DeepSPoC: A Deep Learning-Based PDE Solver Governed by Sequential Propagation of Chaos
This work addresses computational challenges in solving complex mean-field equations, which is important for applications in physics and finance, though it appears incremental as it builds on existing SPoC theory.
The authors tackled solving high-dimensional mean-field stochastic differential equations and nonlinear Fokker-Planck equations by proposing deepSPoC, a method combining sequential propagation of chaos with deep learning, which demonstrated improved accuracy and efficiency on various test cases.

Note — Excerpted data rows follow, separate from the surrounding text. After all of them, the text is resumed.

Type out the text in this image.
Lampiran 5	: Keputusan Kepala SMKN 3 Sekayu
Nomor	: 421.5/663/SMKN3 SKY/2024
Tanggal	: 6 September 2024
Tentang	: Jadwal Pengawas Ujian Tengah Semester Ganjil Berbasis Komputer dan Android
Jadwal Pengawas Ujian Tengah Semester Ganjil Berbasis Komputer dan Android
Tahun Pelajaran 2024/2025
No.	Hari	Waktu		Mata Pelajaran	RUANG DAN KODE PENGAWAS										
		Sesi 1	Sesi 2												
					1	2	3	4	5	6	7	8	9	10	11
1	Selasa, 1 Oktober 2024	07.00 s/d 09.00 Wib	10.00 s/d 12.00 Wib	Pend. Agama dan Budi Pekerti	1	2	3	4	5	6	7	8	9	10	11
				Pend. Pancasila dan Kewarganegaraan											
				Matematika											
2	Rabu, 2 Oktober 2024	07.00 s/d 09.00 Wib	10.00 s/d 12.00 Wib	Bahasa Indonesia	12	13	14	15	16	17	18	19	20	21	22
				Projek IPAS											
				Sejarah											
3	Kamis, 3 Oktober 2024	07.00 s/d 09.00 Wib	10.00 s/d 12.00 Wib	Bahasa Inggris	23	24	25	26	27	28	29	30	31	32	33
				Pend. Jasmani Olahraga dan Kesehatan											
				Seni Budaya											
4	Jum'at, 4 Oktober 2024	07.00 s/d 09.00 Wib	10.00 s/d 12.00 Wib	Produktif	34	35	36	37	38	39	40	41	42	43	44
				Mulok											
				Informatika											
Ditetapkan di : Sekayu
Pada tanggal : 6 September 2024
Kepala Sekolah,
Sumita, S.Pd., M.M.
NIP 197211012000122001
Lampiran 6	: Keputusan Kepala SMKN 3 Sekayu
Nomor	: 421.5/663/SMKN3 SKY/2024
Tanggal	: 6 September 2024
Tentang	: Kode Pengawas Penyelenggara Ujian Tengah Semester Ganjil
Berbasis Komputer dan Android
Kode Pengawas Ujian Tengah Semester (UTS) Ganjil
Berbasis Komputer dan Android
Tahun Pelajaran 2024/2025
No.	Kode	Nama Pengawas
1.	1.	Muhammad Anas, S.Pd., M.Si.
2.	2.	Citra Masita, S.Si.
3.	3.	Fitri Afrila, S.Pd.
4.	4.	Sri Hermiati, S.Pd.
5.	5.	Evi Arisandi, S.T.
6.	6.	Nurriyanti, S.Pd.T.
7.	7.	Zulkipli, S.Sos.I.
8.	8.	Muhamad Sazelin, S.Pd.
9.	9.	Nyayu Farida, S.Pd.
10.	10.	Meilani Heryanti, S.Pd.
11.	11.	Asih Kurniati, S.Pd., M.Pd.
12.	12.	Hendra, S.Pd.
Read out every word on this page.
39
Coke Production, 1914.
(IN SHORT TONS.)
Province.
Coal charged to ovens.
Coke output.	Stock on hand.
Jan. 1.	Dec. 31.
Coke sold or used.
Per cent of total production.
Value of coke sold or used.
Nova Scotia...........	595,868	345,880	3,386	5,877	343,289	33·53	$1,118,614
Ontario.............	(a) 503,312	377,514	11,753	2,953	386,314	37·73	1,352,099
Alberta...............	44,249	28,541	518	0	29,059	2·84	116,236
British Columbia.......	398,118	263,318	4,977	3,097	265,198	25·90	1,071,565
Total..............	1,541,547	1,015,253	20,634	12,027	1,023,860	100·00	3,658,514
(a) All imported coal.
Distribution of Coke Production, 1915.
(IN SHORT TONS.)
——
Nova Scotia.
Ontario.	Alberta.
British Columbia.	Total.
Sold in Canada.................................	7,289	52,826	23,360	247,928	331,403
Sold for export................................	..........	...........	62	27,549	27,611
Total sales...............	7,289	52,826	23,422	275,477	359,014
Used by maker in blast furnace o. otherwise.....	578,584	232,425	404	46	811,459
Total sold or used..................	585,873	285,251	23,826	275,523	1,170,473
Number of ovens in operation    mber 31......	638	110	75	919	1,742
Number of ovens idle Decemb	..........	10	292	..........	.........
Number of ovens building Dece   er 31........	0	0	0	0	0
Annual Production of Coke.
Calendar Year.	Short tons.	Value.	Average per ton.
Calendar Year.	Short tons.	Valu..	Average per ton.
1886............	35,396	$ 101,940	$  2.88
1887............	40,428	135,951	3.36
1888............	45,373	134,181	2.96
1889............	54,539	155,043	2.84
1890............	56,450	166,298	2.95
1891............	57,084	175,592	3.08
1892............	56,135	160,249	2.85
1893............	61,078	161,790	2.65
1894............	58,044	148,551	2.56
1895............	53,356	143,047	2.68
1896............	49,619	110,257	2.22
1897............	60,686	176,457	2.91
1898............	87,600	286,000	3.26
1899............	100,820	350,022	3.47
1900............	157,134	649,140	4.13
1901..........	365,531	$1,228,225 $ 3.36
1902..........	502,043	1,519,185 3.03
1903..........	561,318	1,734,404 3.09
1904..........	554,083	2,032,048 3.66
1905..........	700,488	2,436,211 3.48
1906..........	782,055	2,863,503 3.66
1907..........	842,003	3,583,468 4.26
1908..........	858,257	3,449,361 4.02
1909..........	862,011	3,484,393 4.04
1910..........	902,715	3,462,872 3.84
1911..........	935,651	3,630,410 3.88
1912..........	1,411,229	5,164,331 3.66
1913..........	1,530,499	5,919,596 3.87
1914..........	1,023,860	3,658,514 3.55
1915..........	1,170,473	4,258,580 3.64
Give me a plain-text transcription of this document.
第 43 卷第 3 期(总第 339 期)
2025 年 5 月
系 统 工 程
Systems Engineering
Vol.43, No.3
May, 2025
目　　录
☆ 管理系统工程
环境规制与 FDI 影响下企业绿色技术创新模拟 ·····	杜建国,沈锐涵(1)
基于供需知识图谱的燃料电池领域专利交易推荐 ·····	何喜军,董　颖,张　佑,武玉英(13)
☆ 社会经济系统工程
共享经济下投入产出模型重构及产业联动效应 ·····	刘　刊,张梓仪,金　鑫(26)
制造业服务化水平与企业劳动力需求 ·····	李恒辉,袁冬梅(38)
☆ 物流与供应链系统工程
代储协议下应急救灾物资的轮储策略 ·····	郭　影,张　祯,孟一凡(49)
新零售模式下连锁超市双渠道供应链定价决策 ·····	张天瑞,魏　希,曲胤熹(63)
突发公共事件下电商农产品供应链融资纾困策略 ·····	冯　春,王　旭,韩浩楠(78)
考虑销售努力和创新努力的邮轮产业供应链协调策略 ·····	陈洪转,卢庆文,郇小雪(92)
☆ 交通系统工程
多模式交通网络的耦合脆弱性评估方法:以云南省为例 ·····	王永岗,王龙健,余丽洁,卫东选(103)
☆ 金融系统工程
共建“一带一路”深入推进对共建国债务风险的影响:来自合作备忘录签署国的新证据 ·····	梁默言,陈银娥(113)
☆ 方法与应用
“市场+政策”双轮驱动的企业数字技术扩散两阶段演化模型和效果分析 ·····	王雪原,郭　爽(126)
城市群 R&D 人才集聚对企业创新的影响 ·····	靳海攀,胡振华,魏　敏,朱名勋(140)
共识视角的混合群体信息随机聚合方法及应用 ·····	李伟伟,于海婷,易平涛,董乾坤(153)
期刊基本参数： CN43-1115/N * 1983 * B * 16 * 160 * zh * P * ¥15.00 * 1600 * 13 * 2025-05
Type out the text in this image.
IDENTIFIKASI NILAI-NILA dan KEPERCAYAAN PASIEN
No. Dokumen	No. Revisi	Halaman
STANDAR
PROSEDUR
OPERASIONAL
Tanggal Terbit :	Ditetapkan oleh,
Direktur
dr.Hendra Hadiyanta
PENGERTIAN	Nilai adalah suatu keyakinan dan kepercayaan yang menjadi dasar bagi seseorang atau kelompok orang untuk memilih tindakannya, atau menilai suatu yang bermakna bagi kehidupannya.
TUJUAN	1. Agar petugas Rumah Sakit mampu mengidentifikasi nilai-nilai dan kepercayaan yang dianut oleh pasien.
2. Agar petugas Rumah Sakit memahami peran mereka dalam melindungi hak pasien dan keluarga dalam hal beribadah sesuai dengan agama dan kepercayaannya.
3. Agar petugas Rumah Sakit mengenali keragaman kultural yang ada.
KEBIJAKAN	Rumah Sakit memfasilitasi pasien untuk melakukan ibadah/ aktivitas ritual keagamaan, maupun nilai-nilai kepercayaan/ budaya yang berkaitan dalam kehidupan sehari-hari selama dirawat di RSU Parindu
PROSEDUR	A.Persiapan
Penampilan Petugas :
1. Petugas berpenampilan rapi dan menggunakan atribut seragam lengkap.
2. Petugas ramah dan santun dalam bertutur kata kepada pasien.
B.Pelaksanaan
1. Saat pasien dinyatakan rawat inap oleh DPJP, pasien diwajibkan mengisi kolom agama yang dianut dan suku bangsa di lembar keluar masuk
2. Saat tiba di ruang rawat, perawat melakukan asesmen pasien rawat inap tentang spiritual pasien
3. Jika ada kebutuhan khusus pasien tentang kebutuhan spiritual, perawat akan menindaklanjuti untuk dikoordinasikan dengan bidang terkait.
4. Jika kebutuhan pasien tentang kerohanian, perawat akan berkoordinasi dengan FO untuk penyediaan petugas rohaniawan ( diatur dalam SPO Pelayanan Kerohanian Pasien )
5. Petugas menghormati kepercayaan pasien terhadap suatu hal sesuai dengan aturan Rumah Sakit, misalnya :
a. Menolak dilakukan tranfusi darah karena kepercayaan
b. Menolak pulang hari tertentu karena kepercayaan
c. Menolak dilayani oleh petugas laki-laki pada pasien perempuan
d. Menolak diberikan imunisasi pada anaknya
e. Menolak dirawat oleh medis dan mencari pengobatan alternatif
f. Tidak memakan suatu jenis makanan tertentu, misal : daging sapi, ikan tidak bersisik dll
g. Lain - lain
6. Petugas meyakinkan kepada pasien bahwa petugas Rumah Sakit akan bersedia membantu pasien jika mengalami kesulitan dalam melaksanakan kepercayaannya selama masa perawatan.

Sequential propagation of chaos (SPoC) is a recently developed tool to solve mean-field stochastic differential equations and their related nonlinear Fokker-Planck equations. Based on the theory of SPoC, we present a new method (deepSPoC) that combines the interacting particle system of SPoC and deep learning. Under the framework of deepSPoC, two classes of frequently used deep models include fully connected neural networks and normalizing flows are considered. For high-dimensional problems, spatial adaptive method are designed to further improve the accuracy and efficiency of deepSPoC. We analysis the convergence of the framework of deepSPoC under some simplified conditions and also provide a posterior error estimation for the algorithm. Finally, we test our methods on a wide range of different types of mean-field equations.